While England aimed to return grading to pre-pandemic levels, Wales and Northern Ireland expect to achieve this transition next year.
Gender-wise, the lead held by girls over boys for top grades has narrowed.
The gap at grade 4/C has also narrowed.
The most popular subject this year was science double award, followed by mathematics.
Business studies and statistics experienced the most significant percentage increases among subjects with substantial entries, while music saw the largest percentage decrease.
Overall, there were 5,905,000 GCSE entries, up by 3.4% from the previous year.
Despite the challenges posed by Covid-19 and other factors, education officials emphasized the importance of getting back to normal grading standards to maintain the value and credibility of GCSEs.
Schools minister Nick Gibb noted that progress in closing the attainment gap for disadvantaged students had been affected by the pandemic.
He stressed the importance of returning to normal grading and acknowledged that some students might experience difficulties, but reassured that support and recovery programs were in place to help them catch up.

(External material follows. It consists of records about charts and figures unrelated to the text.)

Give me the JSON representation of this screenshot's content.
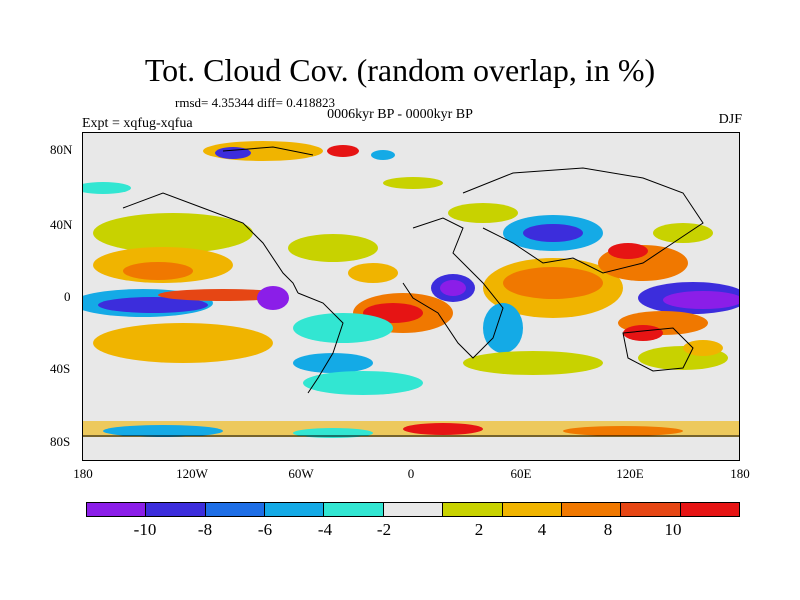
{
  "title": "Tot. Cloud Cov. (random overlap, in %)",
  "stats": "rmsd= 4.35344 diff= 0.418823",
  "subtitle": "0006kyr BP - 0000kyr BP",
  "experiment": "Expt = xqfug-xqfua",
  "season": "DJF",
  "lat_ticks": [
    "80N",
    "40N",
    "0",
    "40S",
    "80S"
  ],
  "lon_ticks": [
    "180",
    "120W",
    "60W",
    "0",
    "60E",
    "120E",
    "180"
  ],
  "colorbar": {
    "colors": [
      "#8b1ee8",
      "#3c2ddc",
      "#1e6ee6",
      "#14aae6",
      "#32e6d2",
      "#e8e8e8",
      "#c8d200",
      "#f0b400",
      "#f07800",
      "#e64614",
      "#e61414"
    ],
    "labels": [
      "-10",
      "-8",
      "-6",
      "-4",
      "-2",
      "2",
      "4",
      "8",
      "10"
    ]
  }
}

The Liberal Democrats raised concerns about the number of lesson hours taught by non-specialist teachers, particularly impacting GCSE pupils in England.
The party called for a comprehensive teacher workforce strategy and other reforms to address these challenges.
On the topic of grade inflation, Gibb emphasized the government’s efforts to eliminate it from the GCSE and A-level systems.